Preperation of platinum salts

Reverend Necroticus Rex - 8-9-2005 at 20:04

I have recently been busting a nut atempting to prepare Pt salts, for use in making Pt/C catalyst, and as yet, have been more or less unsuccessful.

I attempted first electrolysis of Pt leaf in HCl, which yielded what I believe to be a very dilute solution of hexachloroplatinic acid, as it formed a thin Pt coating on an iron screwdriver blade on contact.

Tonight, I attempted to dissolve Pt in fused NaOH, as I was under the impression that Pt was attacked by fused alkalis, with a success rating falling somewhere between sweet fuck nowhere and bog all.

I know I could dissolve it in aqua regia, but I am unable to do that, as I have no HNO3 unfortunately.

So, those methods aside, anyone got a suggestion as to how I can prepare some sort of Pt compound? I intend on mixing it with sucrose, and calcining together, to prepare 5% Pt/C.

praseodym - 9-9-2005 at 03:47

Quote:
Originally posted by Reverend Necroticus Rex

Tonight, I attempted to dissolve Pt in fused NaOH, as I was under the impression that Pt was attacked by fused alkalis, with a success rating falling somewhere between sweet fuck nowhere and bog all.

Would it be better if you have added sodium nitrate in this reaction? Because I remember reading from some books (currently couldn't recall which one) that platinium compounds can be formed by heating with alkalis, especially with potassium nitrate and hydroxide. Corrosion of platinium by chlorine, sulphur or phosphorus may also give you some platinium compounds.

By the way, you are also able to get platinium compound from the fluorescent screens of X-rays. The compound should be barium platinocyanide if I am not wrong.

Fleaker - 9-9-2005 at 15:52

Corroding platinum with chlorine or anything else for that matter is really difficult to do unless it is done at high temperatures.
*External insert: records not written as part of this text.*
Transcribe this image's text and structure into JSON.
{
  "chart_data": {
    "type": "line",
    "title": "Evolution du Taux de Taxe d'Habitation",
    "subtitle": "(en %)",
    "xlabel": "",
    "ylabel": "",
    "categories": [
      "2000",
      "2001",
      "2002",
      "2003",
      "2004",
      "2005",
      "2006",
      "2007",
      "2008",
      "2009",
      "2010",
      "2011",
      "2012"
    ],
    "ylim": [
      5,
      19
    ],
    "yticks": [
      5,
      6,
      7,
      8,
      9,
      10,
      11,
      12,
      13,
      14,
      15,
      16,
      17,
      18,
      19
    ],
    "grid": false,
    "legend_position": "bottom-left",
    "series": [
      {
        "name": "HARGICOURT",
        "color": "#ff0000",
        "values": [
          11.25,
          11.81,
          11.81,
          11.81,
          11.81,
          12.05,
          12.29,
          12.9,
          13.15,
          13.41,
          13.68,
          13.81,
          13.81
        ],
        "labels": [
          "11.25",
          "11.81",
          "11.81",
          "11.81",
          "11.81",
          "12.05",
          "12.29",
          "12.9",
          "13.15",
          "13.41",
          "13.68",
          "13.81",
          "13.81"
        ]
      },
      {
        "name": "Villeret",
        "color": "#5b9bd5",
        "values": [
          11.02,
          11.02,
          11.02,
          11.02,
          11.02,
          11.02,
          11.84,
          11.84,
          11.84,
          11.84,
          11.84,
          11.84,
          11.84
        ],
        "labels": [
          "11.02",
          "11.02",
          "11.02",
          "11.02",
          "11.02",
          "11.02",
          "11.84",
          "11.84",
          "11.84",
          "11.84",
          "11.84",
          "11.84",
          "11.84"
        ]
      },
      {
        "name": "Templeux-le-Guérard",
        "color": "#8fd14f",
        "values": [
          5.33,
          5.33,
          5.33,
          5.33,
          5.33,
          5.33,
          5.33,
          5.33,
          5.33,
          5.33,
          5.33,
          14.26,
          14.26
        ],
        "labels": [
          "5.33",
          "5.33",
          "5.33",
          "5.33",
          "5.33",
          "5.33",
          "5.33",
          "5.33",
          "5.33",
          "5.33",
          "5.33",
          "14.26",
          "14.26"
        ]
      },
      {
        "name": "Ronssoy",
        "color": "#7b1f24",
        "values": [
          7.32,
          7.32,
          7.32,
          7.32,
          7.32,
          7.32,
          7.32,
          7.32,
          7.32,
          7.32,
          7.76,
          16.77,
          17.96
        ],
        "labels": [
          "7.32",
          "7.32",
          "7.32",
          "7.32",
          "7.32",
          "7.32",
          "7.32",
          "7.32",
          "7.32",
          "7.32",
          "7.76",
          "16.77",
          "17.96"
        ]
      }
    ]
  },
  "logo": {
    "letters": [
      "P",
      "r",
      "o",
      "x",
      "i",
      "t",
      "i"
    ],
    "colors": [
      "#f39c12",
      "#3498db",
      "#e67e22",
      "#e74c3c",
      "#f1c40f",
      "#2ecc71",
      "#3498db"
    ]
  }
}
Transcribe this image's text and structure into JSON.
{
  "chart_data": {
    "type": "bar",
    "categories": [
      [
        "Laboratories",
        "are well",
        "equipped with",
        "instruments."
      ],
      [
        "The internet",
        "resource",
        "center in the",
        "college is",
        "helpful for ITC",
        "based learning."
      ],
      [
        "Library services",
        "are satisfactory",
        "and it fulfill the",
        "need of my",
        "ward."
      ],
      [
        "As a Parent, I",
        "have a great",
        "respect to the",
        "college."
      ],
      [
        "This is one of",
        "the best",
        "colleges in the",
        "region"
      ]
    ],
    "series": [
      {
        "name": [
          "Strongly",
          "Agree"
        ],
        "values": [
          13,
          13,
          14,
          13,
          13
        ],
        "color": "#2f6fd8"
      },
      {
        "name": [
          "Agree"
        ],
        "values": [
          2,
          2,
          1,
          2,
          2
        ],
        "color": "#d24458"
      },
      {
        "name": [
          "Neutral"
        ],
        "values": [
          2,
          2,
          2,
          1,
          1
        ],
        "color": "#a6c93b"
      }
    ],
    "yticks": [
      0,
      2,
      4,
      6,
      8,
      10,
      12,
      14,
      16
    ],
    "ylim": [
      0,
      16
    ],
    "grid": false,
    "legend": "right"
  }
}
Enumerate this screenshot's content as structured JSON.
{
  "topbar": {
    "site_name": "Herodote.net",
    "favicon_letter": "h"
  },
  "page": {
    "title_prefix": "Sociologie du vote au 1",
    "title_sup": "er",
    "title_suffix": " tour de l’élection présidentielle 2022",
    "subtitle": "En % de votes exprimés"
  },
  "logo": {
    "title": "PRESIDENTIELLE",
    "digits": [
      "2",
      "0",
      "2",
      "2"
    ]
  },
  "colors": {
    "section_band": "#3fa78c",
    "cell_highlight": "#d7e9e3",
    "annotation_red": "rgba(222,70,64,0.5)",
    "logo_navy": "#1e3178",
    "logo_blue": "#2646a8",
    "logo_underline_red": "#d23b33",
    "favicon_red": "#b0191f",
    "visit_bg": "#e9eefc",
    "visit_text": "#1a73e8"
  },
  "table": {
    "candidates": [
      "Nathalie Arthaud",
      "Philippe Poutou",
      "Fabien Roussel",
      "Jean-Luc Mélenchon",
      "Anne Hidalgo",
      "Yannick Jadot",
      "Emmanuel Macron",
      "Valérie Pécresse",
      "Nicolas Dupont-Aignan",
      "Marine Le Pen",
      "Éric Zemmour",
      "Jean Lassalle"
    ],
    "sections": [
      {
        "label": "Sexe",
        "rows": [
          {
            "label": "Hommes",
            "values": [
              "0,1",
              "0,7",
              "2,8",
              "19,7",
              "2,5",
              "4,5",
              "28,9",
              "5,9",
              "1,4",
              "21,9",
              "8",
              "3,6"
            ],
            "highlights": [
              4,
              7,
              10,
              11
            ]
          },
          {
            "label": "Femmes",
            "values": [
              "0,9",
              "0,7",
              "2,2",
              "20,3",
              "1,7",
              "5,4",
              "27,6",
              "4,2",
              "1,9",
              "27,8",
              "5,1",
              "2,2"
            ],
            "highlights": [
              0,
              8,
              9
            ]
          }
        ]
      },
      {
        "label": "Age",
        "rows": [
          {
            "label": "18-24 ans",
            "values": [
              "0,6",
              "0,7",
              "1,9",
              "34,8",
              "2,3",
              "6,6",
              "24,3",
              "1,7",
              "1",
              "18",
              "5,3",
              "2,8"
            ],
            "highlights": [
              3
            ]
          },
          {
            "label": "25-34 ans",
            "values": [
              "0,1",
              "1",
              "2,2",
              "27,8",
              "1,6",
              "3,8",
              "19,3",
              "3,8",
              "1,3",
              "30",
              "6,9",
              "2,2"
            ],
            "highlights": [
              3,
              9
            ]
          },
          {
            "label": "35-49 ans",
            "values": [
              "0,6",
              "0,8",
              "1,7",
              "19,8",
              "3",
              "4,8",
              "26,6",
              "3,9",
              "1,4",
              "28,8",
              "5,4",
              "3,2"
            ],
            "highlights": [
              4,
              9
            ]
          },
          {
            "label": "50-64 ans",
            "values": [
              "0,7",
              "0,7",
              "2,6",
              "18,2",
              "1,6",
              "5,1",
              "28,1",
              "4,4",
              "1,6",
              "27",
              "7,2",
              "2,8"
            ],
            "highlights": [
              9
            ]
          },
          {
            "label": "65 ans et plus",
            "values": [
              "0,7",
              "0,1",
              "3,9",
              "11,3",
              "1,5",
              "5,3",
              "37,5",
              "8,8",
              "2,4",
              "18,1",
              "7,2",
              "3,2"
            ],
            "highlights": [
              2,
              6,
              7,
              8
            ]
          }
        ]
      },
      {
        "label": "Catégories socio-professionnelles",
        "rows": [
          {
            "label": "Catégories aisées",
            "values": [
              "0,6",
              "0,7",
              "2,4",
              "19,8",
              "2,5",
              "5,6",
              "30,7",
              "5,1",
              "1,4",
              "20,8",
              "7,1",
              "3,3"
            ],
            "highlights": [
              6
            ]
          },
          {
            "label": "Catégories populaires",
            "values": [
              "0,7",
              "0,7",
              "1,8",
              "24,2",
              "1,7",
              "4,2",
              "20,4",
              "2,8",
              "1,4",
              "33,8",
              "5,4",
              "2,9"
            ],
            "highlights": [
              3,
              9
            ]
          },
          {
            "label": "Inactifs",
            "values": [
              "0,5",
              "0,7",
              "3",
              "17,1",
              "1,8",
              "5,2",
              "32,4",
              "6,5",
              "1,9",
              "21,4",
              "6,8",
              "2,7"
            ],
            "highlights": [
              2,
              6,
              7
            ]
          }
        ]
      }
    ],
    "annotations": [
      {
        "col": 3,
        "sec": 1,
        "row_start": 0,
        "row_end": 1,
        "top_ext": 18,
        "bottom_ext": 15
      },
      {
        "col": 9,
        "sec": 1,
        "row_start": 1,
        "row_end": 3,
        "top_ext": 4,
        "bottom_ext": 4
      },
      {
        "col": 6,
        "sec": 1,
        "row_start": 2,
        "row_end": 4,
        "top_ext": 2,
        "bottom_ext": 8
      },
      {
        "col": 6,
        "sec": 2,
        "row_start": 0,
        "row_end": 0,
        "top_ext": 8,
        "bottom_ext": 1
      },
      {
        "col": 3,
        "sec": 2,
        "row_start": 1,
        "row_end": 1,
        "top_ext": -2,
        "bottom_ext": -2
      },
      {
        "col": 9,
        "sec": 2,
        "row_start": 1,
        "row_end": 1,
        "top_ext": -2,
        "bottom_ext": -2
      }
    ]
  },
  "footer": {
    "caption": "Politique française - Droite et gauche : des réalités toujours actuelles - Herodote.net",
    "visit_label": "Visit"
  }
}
Cold aqua regia has no effect on it, it's needs to be hot to dissolve it.

Potassium hydroxide and potassium nitrate (I think bisulfate can be used for the ruthenium) fusions work well on the heavy platinum metal triads, Ir, Os, and Pt.

woelen - 10-9-2005 at 10:51

I myself had a similar problem with ruthenium, not being able to dissolve it, not even in hot aqua regia (I do have HNO3 :)).

I asked on sci.chem and somewhere over there was so kind to suggest the following method for dissolving noble metals:

Take some common household bleach with 5% active chlorine and dissolve a little NaOH in this.
Add the metal, preferably in fine chunks or as powder and heat the liquid with the metal. Do not boil, as that will decompose the hypochlorite in the bleach.

I tried this with the ruthenium and indeed it worked quite well. I was able to dissolve approximately 50 mg in 5 minutes. I performed the process in small batches, one after another and in this way, in half an hour I had dissolved 250 mg and I had a few ml of a deep-red liquid, containing the red ruthenate (VI) ion.

I'm not sure whether this works for platinum, but at least you could give it a try.